Follow these links with caution, Christian warrior!
It discusses such things as:
According to a leaked memo from the HR department, during his annual evaluation God was found to be a huge control freak, who doesn't work well in teams, doesn't always communicate clearly, can be a bit too harsh when meting out punishment, and perhaps worst of all, has a serious God complex. They had to let him go.
Interesting that equate "belief in creationism" to "belief in God". It's really only in America that Biblical literalism is so strong. Thus the survey results. Most other rational, but religious, people can see that much of the Bible is allegorical. One thing that the DaVinci Code, silly as it is mostly, got right is that the "scriptures" we have today are a result of centuries of selection and interpretation; not typed verbatim by God into His stone laptop.
> I've always wondered how they could have evolved from something like the sabre toothed cat.
Actually, it is the other way around. Large, saber-tooth cats evolved separately several times throughout history from different base feline stocks. The domestic house cat likely derives from similar sized wild cats: http://ds.dial.pipex.com/agarman/blackfoo.htm/
If i'm not mistaken (no sources, but I do recall reading as such a few years ago), science refuted that theory many many years before it was generally accepted to be false, but was censored by the religious powers of the day.
Ah... here's a source: http://www.imahero.com/herohistory/galileo_herohis tory.htm
And another: http://en.wikipedia.org/wiki/Galileo#Church_contro versy
Don't accuse science of being wrong, but then turn a blind eye to the fact that religion has actively tried to suppress scientific knowledge (based on evidence determined via scientific method), simply because it does not agree with their stories.
I run: Windows, OS X, Linux, FreeBSD. Just because you have a hammer, doesn't mean everything is a nail.
Bush has evolved from apes???? WTF?
Escher was the first MC and Giger invented the HR department.
They're COPIES. So I'd hope they do. So what? How many of the authors witnessed anything?
That doesn't even factor in all the eye witnesses and outside (non-christian, non-jewish) historocity that validates the claims in the new testament.

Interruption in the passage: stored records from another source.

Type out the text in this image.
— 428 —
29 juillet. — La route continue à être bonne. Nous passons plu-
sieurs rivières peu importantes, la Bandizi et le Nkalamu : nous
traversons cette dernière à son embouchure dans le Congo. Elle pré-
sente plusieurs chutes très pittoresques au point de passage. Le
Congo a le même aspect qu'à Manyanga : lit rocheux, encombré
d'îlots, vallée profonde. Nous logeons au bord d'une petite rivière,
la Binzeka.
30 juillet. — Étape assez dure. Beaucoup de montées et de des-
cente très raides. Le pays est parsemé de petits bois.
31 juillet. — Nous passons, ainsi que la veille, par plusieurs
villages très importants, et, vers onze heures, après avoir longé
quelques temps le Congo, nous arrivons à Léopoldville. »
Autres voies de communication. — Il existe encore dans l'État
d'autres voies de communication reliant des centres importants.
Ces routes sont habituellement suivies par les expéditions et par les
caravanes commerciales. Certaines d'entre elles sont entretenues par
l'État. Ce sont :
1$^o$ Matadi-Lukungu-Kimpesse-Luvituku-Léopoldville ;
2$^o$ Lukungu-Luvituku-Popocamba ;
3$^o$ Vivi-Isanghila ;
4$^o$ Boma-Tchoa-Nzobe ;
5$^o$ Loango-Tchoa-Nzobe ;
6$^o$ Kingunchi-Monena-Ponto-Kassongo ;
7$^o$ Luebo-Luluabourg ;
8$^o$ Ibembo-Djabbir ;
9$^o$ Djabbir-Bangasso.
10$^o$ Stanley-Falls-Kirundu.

Bollocks. There isn't a single contemporary document mentioning Jesus. Including the gospels, which were written at least a century after. That's irrelevant though, we were discussing Genesis. Whether Jesus existed, whether he was divine, is a whole other debate and again you try to make them the same. They're not. I can believe in Jesus' teaching (which I do) without believing in Adam and Eve.

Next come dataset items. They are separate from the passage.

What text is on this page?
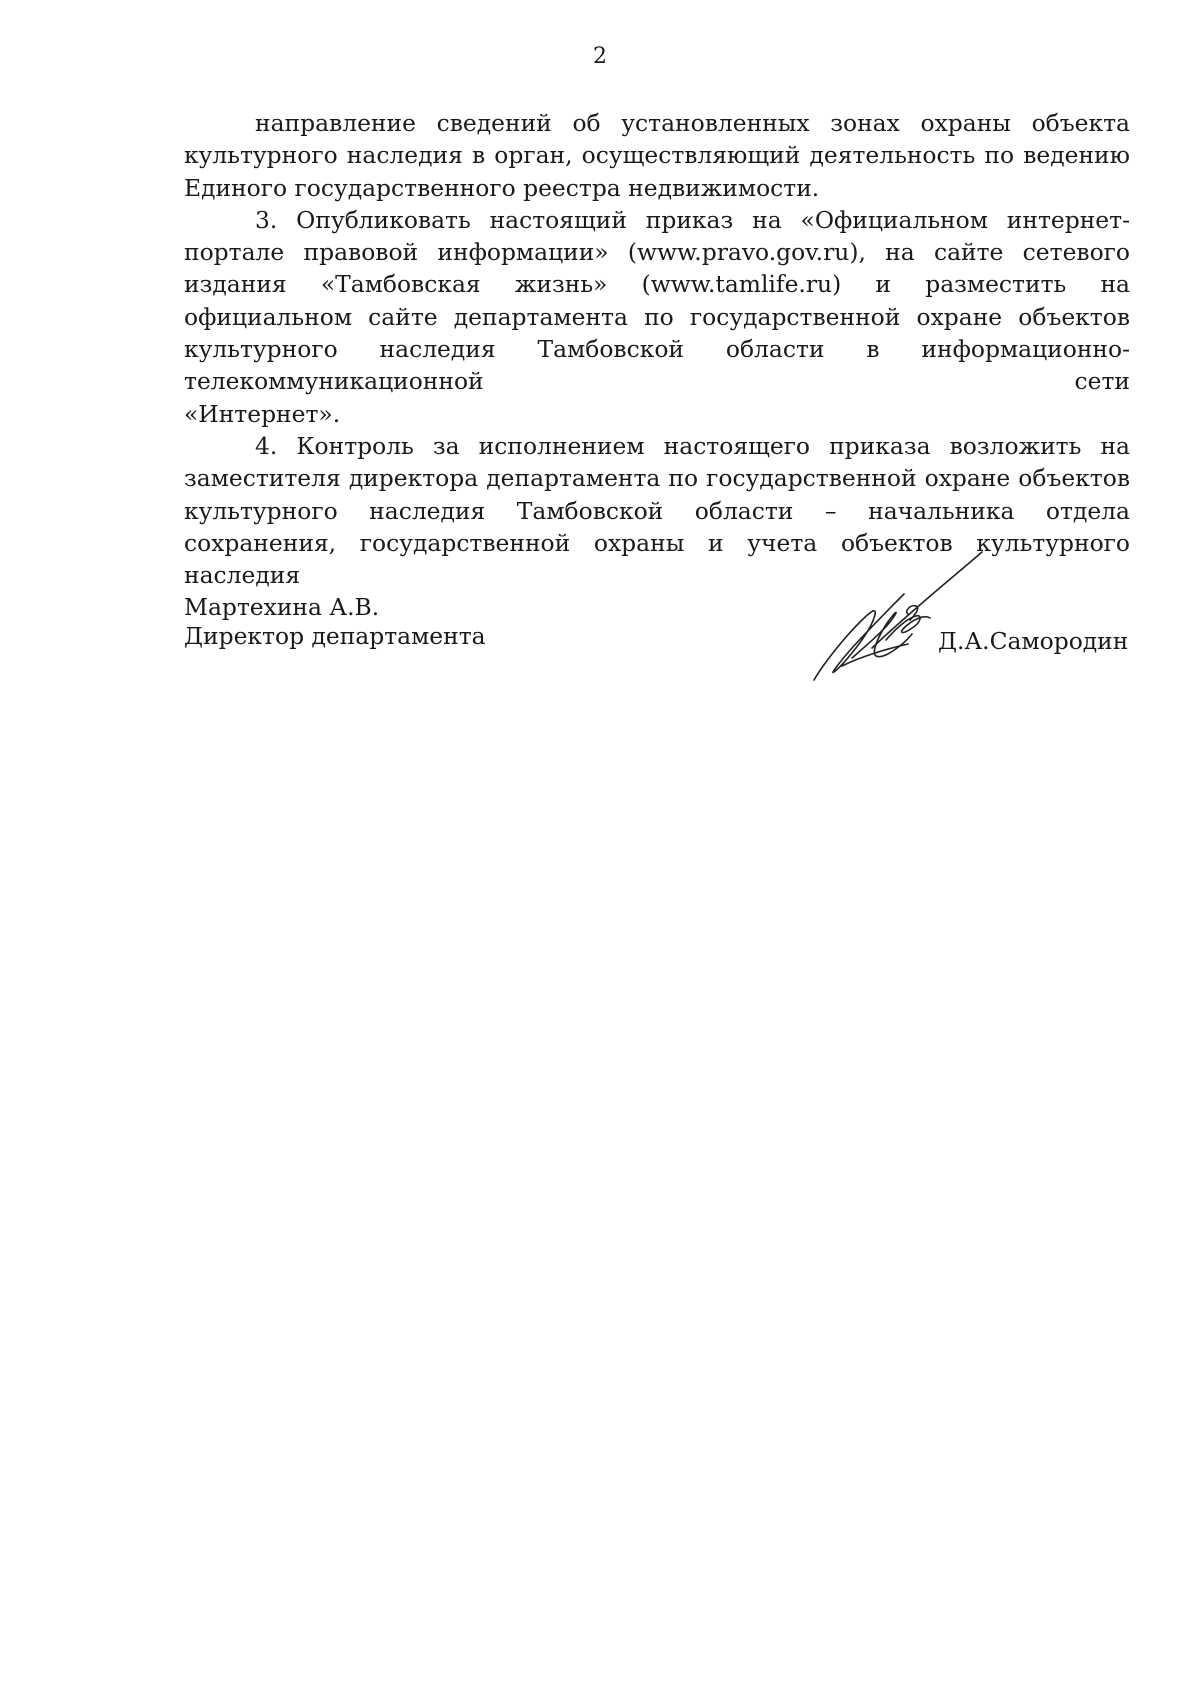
2

направление сведений об установленных зонах охраны объекта культурного наследия в орган, осуществляющий деятельность по ведению

Единого государственного реестра недвижимости.

3. Опубликовать настоящий приказ на «Официальном интернет-портале правовой информации» (www.pravo.gov.ru), на сайте сетевого издания «Тамбовская жизнь» (www.tamlife.ru) и разместить на официальном сайте департамента по государственной охране объектов культурного наследия Тамбовской области в информационно-телекоммуникационной сети

«Интернет».

4. Контроль за исполнением настоящего приказа возложить на заместителя директора департамента по государственной охране объектов культурного наследия Тамбовской области – начальника отдела сохранения, государственной охраны и учета объектов культурного наследия

Мартехина А.В.

Директор департамента	Д.А.Самородин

Ahh, and where are all of the transitional forms that have lived and died over the last 30 million years?
What's a "transitional form"? Except a buzzword used by creationists who think it's a zinger. How about you explain Homo erectus, Pithecanthropus, etc.
"In fact, it is precisely because of these problems that more and more modern evolutionists are adopting a new theory known as Punctuated Equilibrium....

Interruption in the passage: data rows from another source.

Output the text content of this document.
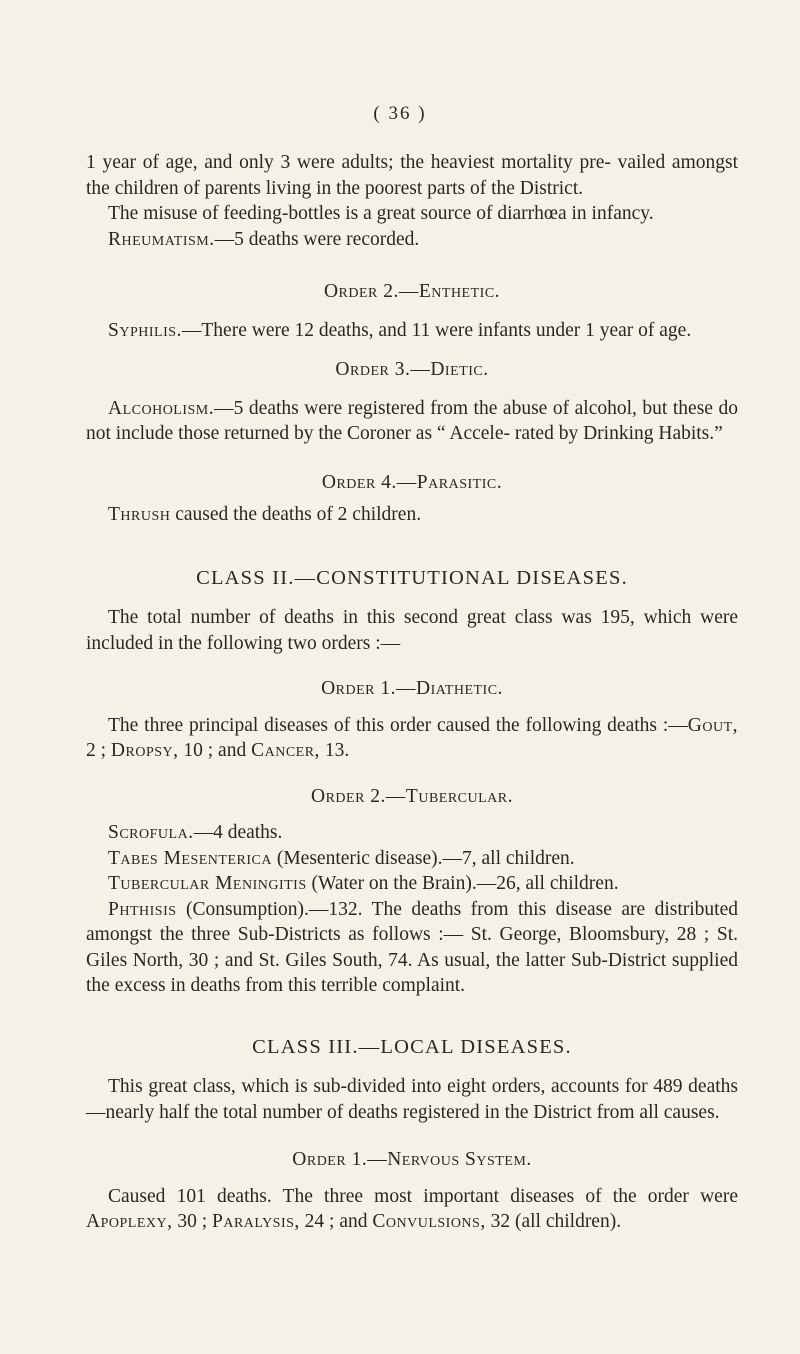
( 36 )

1 year of age, and only 3 were adults; the heaviest mortality pre- vailed amongst the children of parents living in the poorest parts of the District.

The misuse of feeding-bottles is a great source of diarrhœa in infancy.

Rheumatism.—5 deaths were recorded.

Order 2.—Enthetic.

Syphilis.—There were 12 deaths, and 11 were infants under 1 year of age.

Order 3.—Dietic.

Alcoholism.—5 deaths were registered from the abuse of alcohol, but these do not include those returned by the Coroner as “ Accele- rated by Drinking Habits.”

Order 4.—Parasitic.

Thrush caused the deaths of 2 children.

CLASS II.—CONSTITUTIONAL DISEASES.

The total number of deaths in this second great class was 195, which were included in the following two orders :—

Order 1.—Diathetic.

The three principal diseases of this order caused the following deaths :—Gout, 2 ; Dropsy, 10 ; and Cancer, 13.

Order 2.—Tubercular.

Scrofula.—4 deaths.

Tabes Mesenterica (Mesenteric disease).—7, all children.

Tubercular Meningitis (Water on the Brain).—26, all children.

Phthisis (Consumption).—132. The deaths from this disease are distributed amongst the three Sub-Districts as follows :— St. George, Bloomsbury, 28 ; St. Giles North, 30 ; and St. Giles South, 74. As usual, the latter Sub-District supplied the excess in deaths from this terrible complaint.

CLASS III.—LOCAL DISEASES.

This great class, which is sub-divided into eight orders, accounts for 489 deaths—nearly half the total number of deaths registered in the District from all causes.

Order 1.—Nervous System.

Caused 101 deaths. The three most important diseases of the order were Apoplexy, 30 ; Paralysis, 24 ; and Convulsions, 32 (all children).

Who are you quoting here? Someone who creates straw men, who puts words in the mouths of evolutionists and knocks them down. If you want to debate with evolutionists, quote a real one. Better yet, actually read, say, Richard Dawkins (or for that matter, Charles Darwin; he's quite readable).
Make no mistake; America has a state sponsored religion that is indoctrinated in public schools...
Bollocks again. TFA says the US has almost the highest proportion of creationists in the whole world. You're winning. Yet you still claim persecution. If it goes on, in a century the US will be a third-world theocracy.